We’re counting down the end of the Pac-12 season with a daily look at each of the postseason awards. Today: All-Defensive team
Jordan Bachynski, Sr. Arizona State: The 7-2 center has turned shot blocking into an art form. He leads the nation with 123 blocks (4.2 pg). In the first three seasons of his career (89 games), he averaged 6.6 points, 4.3 rebounds and 2.03 blocks. This season he is at 11.2 ppg., 8.4 rpg and 4.2 bpg. Jordan has a double-double in 11 games, after entering the season with five (89 games). With 304 career blocks he is now the Pac-12 record holder, topping Anthony Cook of Arizona (278 from 1985-89). His 123 blocks this season broke break his Pac-12 season record he set last year.

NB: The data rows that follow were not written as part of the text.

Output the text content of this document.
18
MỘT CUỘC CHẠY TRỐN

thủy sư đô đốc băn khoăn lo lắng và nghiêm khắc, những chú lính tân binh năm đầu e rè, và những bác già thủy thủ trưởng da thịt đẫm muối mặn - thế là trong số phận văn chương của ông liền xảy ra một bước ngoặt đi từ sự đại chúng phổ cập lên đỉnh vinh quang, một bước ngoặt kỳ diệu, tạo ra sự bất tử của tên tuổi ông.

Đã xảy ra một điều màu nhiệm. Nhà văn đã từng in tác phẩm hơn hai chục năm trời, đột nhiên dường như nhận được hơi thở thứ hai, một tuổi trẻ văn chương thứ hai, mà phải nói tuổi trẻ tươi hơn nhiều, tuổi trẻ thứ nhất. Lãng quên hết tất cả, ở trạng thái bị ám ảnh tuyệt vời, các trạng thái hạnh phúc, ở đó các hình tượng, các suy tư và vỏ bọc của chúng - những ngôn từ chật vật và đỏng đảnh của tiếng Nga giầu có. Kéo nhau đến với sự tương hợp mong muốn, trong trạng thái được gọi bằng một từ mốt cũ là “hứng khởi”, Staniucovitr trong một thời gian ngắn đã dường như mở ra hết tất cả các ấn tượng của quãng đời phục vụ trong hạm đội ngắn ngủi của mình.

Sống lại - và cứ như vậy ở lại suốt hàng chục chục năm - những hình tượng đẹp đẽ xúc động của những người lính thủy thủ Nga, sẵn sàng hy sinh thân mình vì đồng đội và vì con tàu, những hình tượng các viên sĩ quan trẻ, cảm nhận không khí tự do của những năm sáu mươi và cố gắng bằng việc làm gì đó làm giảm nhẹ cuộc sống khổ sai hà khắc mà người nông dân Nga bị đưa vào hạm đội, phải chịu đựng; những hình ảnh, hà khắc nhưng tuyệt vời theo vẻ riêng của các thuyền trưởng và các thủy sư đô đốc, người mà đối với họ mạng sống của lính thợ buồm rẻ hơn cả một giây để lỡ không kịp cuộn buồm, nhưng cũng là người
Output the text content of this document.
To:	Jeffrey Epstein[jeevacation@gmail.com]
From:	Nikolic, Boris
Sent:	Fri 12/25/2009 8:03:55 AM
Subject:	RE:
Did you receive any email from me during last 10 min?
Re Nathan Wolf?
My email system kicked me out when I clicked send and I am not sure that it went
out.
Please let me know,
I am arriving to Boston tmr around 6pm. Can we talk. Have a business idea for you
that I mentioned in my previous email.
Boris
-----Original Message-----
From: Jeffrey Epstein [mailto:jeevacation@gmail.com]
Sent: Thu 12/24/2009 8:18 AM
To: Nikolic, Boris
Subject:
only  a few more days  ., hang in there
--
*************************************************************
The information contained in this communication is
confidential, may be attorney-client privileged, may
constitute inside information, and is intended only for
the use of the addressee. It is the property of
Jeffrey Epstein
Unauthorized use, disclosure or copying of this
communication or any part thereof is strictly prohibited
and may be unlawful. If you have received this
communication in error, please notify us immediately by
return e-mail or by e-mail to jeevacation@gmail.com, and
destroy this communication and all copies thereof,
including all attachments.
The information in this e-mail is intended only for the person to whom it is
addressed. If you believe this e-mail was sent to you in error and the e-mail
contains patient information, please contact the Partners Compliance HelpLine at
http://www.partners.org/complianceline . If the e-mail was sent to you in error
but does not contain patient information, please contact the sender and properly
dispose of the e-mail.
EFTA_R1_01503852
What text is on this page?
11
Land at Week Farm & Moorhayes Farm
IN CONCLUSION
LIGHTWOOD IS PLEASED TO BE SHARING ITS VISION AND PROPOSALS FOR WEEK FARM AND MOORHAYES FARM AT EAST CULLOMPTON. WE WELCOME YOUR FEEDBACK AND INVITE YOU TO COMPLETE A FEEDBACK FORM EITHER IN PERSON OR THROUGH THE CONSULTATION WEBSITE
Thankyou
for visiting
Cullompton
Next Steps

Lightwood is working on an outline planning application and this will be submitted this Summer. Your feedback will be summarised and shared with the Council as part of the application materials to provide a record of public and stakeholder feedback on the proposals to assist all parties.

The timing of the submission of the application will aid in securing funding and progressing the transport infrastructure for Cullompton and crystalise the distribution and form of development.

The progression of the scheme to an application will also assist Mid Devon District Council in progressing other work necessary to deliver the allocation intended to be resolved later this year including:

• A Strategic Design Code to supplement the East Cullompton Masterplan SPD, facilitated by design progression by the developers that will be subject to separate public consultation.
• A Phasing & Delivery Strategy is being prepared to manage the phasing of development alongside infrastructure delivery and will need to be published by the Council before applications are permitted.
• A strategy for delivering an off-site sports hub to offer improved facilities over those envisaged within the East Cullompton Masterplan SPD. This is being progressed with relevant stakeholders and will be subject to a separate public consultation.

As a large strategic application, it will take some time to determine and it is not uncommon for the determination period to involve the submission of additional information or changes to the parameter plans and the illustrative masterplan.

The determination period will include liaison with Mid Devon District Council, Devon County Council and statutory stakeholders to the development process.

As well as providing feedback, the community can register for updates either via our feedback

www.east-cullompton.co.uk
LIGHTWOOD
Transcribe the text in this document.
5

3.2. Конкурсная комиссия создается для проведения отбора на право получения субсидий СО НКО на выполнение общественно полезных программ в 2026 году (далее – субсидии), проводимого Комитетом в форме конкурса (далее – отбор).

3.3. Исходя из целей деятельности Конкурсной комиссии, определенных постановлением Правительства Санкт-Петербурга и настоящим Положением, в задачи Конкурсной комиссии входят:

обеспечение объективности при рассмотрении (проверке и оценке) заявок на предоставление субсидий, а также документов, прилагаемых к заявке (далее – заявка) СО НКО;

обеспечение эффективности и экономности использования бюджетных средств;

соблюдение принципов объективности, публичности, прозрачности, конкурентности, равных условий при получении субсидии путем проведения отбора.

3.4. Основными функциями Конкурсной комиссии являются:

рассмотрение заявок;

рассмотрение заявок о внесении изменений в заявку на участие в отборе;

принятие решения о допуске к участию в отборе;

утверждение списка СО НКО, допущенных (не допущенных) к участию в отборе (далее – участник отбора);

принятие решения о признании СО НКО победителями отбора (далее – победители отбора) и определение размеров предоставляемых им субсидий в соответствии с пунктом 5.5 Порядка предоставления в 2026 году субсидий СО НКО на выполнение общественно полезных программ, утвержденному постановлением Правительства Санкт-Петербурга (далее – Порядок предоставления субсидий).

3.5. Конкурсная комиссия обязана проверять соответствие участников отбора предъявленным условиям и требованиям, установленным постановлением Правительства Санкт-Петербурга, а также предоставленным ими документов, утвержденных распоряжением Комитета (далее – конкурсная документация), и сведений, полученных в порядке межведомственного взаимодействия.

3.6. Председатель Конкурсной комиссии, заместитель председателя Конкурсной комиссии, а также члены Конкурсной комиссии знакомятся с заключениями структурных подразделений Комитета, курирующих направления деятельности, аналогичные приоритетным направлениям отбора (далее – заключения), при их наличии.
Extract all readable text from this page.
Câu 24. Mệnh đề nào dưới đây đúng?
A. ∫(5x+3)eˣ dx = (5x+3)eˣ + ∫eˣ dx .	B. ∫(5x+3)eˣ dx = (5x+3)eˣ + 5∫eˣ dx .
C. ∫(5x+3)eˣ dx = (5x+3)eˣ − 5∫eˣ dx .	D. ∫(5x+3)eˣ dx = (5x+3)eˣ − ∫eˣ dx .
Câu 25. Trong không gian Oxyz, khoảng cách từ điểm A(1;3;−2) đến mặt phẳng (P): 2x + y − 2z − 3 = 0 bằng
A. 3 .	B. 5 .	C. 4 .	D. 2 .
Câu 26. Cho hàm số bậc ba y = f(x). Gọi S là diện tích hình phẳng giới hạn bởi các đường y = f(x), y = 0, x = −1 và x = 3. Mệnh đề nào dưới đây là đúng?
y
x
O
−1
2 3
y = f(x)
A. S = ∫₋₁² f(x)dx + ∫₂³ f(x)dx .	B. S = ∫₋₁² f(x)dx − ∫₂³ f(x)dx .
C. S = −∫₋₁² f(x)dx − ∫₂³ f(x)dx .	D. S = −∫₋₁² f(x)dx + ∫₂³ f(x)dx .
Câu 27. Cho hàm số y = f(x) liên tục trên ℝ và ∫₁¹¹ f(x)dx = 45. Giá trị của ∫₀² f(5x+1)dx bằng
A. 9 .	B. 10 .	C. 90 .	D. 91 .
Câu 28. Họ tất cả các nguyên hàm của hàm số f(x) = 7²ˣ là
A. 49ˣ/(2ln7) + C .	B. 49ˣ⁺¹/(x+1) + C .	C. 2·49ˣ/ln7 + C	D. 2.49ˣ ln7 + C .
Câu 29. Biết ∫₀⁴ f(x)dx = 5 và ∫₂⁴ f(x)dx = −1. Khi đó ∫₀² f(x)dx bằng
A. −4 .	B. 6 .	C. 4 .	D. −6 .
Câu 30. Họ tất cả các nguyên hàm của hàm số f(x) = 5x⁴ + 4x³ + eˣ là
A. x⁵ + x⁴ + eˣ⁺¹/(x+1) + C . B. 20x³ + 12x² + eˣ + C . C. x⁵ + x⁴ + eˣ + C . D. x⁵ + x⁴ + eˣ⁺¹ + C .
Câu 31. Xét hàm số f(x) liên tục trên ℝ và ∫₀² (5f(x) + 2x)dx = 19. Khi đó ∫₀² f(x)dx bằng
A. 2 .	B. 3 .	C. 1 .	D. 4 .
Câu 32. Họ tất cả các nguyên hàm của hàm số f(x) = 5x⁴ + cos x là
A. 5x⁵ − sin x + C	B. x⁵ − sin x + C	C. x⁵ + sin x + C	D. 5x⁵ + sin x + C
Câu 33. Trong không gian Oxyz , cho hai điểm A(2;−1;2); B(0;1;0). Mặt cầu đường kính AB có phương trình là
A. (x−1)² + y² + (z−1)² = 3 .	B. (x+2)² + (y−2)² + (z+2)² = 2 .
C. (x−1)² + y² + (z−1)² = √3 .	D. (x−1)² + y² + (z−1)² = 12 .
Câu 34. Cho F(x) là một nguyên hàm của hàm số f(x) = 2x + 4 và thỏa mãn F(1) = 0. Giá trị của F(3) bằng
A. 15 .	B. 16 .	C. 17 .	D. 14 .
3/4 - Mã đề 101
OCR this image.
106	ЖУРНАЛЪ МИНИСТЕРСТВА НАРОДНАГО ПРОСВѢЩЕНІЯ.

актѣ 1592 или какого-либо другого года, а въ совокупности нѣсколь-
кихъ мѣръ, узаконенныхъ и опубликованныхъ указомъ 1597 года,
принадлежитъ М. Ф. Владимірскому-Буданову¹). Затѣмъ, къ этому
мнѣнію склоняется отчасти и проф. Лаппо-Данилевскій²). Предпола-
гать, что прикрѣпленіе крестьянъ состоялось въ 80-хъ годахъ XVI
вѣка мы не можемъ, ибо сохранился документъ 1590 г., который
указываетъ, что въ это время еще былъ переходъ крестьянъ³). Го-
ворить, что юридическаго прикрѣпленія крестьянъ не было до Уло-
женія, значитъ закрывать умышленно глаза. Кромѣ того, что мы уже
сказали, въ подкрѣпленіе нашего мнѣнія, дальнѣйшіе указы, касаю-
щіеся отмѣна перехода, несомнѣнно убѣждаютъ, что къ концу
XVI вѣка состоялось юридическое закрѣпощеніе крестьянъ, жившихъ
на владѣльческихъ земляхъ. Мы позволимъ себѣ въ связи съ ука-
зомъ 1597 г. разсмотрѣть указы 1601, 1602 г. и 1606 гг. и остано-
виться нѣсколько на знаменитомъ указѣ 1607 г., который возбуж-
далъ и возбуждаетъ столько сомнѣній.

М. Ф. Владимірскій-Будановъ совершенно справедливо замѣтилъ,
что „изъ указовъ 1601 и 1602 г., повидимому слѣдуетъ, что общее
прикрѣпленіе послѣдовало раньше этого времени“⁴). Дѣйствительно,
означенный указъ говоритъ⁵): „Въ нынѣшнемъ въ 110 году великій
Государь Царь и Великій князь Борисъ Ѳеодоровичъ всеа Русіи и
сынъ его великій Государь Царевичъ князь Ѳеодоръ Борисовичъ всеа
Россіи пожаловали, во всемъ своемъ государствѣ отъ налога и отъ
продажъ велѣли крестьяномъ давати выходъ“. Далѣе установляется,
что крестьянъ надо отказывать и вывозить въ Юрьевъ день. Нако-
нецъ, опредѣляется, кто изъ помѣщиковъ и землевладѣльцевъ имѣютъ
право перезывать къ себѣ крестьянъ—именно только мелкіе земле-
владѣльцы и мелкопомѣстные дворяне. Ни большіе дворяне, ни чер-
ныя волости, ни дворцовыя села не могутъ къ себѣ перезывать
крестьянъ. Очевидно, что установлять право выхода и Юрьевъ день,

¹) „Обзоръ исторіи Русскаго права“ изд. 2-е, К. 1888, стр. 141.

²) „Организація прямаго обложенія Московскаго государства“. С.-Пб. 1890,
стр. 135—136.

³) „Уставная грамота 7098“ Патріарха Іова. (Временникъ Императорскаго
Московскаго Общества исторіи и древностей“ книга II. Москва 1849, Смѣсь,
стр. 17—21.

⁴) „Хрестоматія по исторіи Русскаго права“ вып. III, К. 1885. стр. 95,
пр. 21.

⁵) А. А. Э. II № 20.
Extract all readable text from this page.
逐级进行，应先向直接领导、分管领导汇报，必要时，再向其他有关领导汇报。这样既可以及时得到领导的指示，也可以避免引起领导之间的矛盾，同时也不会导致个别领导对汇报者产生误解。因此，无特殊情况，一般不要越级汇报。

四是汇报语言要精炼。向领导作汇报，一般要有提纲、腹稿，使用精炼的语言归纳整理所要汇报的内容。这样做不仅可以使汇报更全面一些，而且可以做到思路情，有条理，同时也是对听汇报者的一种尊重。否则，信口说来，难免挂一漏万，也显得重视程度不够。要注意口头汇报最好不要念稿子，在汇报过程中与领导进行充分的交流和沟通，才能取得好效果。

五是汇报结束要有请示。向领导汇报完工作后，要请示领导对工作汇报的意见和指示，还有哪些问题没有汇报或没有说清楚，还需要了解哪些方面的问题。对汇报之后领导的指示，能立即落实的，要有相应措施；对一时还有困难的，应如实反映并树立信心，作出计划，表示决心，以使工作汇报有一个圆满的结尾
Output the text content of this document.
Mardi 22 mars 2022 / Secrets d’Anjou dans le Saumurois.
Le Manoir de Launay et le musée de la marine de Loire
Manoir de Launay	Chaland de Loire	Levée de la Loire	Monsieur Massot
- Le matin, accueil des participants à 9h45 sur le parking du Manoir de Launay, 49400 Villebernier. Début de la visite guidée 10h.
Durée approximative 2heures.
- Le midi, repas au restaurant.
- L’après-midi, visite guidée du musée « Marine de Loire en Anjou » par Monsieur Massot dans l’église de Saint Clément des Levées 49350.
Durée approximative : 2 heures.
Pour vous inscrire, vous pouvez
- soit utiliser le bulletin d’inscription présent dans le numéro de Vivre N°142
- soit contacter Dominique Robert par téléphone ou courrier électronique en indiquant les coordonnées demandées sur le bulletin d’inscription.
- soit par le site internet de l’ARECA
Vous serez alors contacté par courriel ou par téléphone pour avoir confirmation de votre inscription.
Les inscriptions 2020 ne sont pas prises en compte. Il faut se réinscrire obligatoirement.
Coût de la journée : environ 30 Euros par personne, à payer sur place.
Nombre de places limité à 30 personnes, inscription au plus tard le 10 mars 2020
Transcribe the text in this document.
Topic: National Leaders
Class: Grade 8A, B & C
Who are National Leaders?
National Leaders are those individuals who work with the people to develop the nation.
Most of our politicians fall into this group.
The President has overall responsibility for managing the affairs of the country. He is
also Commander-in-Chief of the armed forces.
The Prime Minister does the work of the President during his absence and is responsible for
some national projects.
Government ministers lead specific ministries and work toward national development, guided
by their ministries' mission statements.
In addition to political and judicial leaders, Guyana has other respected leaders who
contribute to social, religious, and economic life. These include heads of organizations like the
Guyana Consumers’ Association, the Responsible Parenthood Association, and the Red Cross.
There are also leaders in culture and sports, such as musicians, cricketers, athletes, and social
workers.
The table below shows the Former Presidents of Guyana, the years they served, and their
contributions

Eric Moreland, Jr. Oregon State: The extraordinary thing about the 6-10 forward is he can defend every position. He’s the Beavers career leader with 176 blocks, breaking the Scott Haskin’s record of 172. Moreland is third in the Pac-12 in rebounding (9.5) and tied for third in blocked shots (1.9) in league games. He’s sixth on Oregon State’s all-time rebounding list with 700. Suspended for the first 12 games for a violation of team rules.
Delon Wright, Jr., Utah: In his first year with the Utes, the 6-5 junior-college transfer ranks second in the Pac-12 in steals per game (2.61), sixth in blocks (1.43) and 12th in rebounds (6.8). No other player ranks as high in conference in those categories. Wright has had at least three blocks in three of the past four games.
Nick Johnson, Jr., Arizona: The Wildcats rank fifth nationally allowing just 58.2 points per game. You can make an argument for all five Arizona starters, but Johnson gets the nod. The 6-3 guard averages just 0.6 blocks per game, but when he makes a rejection it’s usually highlight worthy. He’s very good at chasing opponents from behind and making rundown blocks. Johnson also averages 1.1 steals.
Josh Huestis, Sr., Stanford: Statistically Huestis took a step backwards in several categories, but along with Bachynski they’re the the only players who made the all-defensive team last year. The 6-7 senior forward is fifth in the conference in rebounding (8.5) and third in blocks (2.04). Huestis has 178 career blocks, which ranks first at Stanford and breaks Tim Young’s record of 167.
Others considered: California’s Tyrone Wallace, Stanford’s Anthony Brown, Arizona State’s Shaquielle McKissic, Colorado’s Wesley Gordon and Arizona’s other four starters.
Comment: Easily the most subjective of the postseason awards. Playing defense was much more difficult this season after the NCAA implemented rules negating hand-checking and allowing freer movement for offensive players in an effort to increase scoring. The rule changes partly explains why the officiating was spotty this season, especially in the Pac-12, which doesn’t have a stellar reputation in terms of its referees. Even with the rules titled to favor the offense, a few players were able to distinguish themselves on the defensive end.